V.O.raconte cette histoire. Celle d’une artiste qui s’est confrontée au vide et à ses silences, et a pris le risque enfin de ses propres choix. Celui d’être drôle, très drôle, alors qu’on la croyait hermétique à l’humour, beauté couchée sur papier qui glace, partageant la scène avec Pascal Légitimus dans Et plus, si affinités. Celui surtout d’écrire et mettre en scène son premier spectacle, un conte d’aujourd’hui, une chorégraphie poétique et burlesque du quotidien, Open Space. Pièce sans paroles, juste celles des corps en mouvement. Un ovni. Un bijou. Une révélation pour elle comme pour le public. Mathilda May avait donc beaucoup à dire et autant à montrer sans jamais paraître, s’effaçant presque devant sa création.
Elle vient donc ces derniers jours de prendre le temps du redoutable rendez-vous avec soi, le temps aussi de dire aux autres et sans doute d’abord à elle-même qui elle est. Elle laisse à d’autres le soin, c’est pourtant la loi du genre, de donner leur recette surfaite du bonheur assuré ou leur leçon à deux balles de vie réussie. On retient de la sienne qu’elle est aujourd’hui plus libre qu’elle ne l’a jamais été. De ses choix, de ses élans.
Comme de dire oui à Ahmed Sylla, qui a pensé à elle pour Access, série diffusée sur C8, et il a eu mille fois raison. Elle aussi, qui en jubile encore et travaille en ce moment sur le Banquet, sa prochaine création, ce sera encore plus barré !!, d’ores et déjà programmé pour la rentrée au théâtre du Rond-Point. Voilà qui devrait nous faire aimer l’automne, le mariage c’est moins sûr.
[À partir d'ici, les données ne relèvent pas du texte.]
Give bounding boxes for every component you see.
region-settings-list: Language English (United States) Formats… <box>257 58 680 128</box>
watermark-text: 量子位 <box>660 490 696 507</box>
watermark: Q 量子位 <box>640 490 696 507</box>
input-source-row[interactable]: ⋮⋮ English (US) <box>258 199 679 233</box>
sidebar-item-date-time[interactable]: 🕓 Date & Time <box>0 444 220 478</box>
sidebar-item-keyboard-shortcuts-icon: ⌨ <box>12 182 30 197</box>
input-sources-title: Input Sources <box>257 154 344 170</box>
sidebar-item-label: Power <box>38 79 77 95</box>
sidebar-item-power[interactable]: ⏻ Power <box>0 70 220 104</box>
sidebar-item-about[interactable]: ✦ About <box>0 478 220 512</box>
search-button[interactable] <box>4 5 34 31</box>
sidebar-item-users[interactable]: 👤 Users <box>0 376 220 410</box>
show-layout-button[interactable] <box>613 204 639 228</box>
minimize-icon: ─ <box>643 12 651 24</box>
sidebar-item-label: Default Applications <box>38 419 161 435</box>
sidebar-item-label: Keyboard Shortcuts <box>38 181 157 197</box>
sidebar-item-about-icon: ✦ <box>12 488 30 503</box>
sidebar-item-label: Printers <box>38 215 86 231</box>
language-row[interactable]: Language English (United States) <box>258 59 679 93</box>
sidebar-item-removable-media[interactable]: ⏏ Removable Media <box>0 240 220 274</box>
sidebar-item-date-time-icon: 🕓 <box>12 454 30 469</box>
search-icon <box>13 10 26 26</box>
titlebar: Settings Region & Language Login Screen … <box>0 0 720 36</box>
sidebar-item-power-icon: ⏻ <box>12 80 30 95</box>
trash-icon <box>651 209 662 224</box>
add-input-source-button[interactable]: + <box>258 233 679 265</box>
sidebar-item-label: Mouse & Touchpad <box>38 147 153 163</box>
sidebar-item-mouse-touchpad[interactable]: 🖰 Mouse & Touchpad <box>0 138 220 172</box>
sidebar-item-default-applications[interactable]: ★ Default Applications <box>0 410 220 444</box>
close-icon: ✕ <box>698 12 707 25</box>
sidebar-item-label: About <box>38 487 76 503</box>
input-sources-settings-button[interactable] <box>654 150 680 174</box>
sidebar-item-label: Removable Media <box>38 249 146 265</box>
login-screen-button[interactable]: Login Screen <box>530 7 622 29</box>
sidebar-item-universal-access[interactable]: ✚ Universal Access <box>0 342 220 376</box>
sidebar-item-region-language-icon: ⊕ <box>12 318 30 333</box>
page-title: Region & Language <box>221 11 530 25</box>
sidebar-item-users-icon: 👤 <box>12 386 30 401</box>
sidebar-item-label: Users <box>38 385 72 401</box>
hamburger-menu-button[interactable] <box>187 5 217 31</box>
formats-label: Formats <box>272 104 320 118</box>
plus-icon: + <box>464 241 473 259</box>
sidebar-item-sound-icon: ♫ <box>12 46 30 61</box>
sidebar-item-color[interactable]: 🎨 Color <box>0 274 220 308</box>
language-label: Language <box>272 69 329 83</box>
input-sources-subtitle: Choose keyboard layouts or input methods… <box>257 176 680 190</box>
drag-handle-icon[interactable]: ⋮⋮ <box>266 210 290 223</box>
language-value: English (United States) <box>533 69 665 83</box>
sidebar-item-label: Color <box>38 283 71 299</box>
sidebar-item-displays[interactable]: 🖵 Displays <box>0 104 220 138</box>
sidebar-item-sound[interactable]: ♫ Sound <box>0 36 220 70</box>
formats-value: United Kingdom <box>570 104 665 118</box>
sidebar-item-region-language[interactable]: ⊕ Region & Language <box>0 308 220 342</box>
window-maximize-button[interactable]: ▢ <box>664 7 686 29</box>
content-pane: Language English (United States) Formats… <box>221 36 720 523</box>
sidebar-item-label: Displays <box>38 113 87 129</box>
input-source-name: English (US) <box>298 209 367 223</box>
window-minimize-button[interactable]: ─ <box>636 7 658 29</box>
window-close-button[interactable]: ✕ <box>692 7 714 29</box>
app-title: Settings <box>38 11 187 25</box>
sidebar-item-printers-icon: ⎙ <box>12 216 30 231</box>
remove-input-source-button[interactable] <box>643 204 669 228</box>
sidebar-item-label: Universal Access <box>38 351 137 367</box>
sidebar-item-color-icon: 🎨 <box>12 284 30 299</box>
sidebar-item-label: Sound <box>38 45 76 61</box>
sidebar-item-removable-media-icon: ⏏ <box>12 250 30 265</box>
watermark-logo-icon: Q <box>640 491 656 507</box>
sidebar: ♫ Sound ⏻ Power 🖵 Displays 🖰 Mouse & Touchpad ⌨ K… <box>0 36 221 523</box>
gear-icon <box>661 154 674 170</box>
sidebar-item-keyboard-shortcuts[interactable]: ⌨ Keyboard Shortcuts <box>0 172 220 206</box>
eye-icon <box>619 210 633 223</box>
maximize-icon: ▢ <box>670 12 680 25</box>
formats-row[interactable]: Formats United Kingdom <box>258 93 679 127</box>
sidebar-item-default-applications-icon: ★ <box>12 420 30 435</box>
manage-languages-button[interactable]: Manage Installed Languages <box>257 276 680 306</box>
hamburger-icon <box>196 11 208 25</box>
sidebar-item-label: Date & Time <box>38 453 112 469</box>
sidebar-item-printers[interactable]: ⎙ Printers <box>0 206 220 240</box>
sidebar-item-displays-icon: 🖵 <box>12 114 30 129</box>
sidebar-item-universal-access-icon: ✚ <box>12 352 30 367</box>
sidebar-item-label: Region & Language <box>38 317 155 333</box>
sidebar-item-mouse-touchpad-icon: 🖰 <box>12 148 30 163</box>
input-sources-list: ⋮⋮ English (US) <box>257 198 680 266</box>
Aphone au moment de la parution de son récit, parce qu’elle avait sans doute tout dit, elle a depuis retrouvé sa voix. Arrivée au point final de son récit, elle confie s’être réconciliée avec celle qu’elle était et avoir appris à aimer celle qu’elle est devenue. On la voyait moins, on ne la voyait plus. Ce livre nous offre de la regarder mieux. De la regarder vraiment. À vous le second pas. À vous de faire enfin connaissance.